Ide Dedi Mulyadi Jadikan Vasektomi Syarat Bansos Tuai Respons Negatif


Rencana Gubernur Jawa Barat Dedi Mulyadi menjadikan vasektomi sebagai syarat menerima bantuan sosial menjadi polemik. Pemerintah pusat akan mempelajari ide tersebut, namun pihak lain menyatakan vasektomi tak sesuai aturan agama hingga hak asasi manusia (HAM).
Sebelumnya, Dedi ingin mengintegrasikan program Keluarga Berencana (KB) dengan bansos. Alasannya, banyak keluarga prasejahtera yang memiliki banyak anak, padahal kebutuhan tidak tercukupi.
"Jangan sampai kesehatannya dijamin, kelahirannya dijamin, tetapi negara menjamin keluarga itu-itu juga," kata Dedi di Bandung, Senin (28/4) dikutip dari Antara.
Namun, ide ini mendapatkan respons negatif.
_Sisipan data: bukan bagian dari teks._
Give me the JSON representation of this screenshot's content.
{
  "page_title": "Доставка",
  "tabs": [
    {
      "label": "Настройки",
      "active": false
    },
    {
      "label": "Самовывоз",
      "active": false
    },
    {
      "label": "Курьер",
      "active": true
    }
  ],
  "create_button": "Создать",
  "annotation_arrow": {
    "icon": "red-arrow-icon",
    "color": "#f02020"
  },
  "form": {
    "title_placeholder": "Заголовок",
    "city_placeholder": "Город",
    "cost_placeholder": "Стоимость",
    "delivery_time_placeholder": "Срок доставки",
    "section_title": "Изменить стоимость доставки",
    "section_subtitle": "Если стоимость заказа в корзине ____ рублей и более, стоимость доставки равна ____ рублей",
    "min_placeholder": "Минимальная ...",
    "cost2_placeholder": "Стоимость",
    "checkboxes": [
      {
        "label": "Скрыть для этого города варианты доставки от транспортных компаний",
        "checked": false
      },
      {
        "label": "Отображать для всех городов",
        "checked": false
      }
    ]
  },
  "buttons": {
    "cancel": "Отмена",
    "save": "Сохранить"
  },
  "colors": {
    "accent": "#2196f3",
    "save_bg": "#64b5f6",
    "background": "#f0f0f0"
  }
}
Majelis Ulama Indonesia (MUI) Jawa Barat mengatakan sterilisasi pada pria haram dalam pandangan Islam karena pemandulan yang bersifat permanen.
Ketua MUI Jawa Barat KH Rahmat Syafei mengatakan vasektomi hanya dibolehkan pada kondisi tertentu seperti menghindari risiko kesehatan serius dan tak menyebabkan kemandulan permanen.
"Intinya, vasektomi itu haram dan itu sesuai Ijtima Ulama Komisi Fatwa se-Indonesia IV di Pesantren Cipasung, Tasikmalaya, Jawa Barat pada 2012," kata Rahmat Syafei pada Kamis (30/4).
Rahmat mengatakan, persyaratan KB untuk penerimaan bansos bisa saja untuk dilakukan. Namun dia mengingatkan adanya persyaratan yang perlu dipenuhi untuk vasektomi.
Sedangkan Komnas HAM mengatakan tak boleh ada kewajiban untuk melakukan vasektomi. Ketua Komnas HAM Atnike Nova Sigiro mengatakan pemaksaan program bansos ditukar vasektomi adalah bentuk penghukuman kepada tubuh.
"Itu menyangkut otoritas atas tubuh. Pemaksaan KB saja termasuk melanggar HAM," kata Atnike pada Jumat (2/5).
Sedangkan Kementerian Kependudukan dan Pembangunan Keluarga (Kemendukbangga) akan tetap berpedoman pada fatwa MUI tahun 2012.
Kementerian tersebut juga menjelaskan syarat tambahan vasektomi pada suami atau ayah, di antaranya memiliki anak minimal dua, usia minimal 35 tahun, anak terkecil berusia minimal lima tahun, dan mendapatkan persetujuan pasangan (istri).
"Selain itu, harus lolos skrining (pemeriksaan) medis oleh dokter yang menangani," kata Deputi Bidang Keluarga Berencana dan Kesehatan Reproduksi (KBKR) Wahidin pada Jumat (2/5).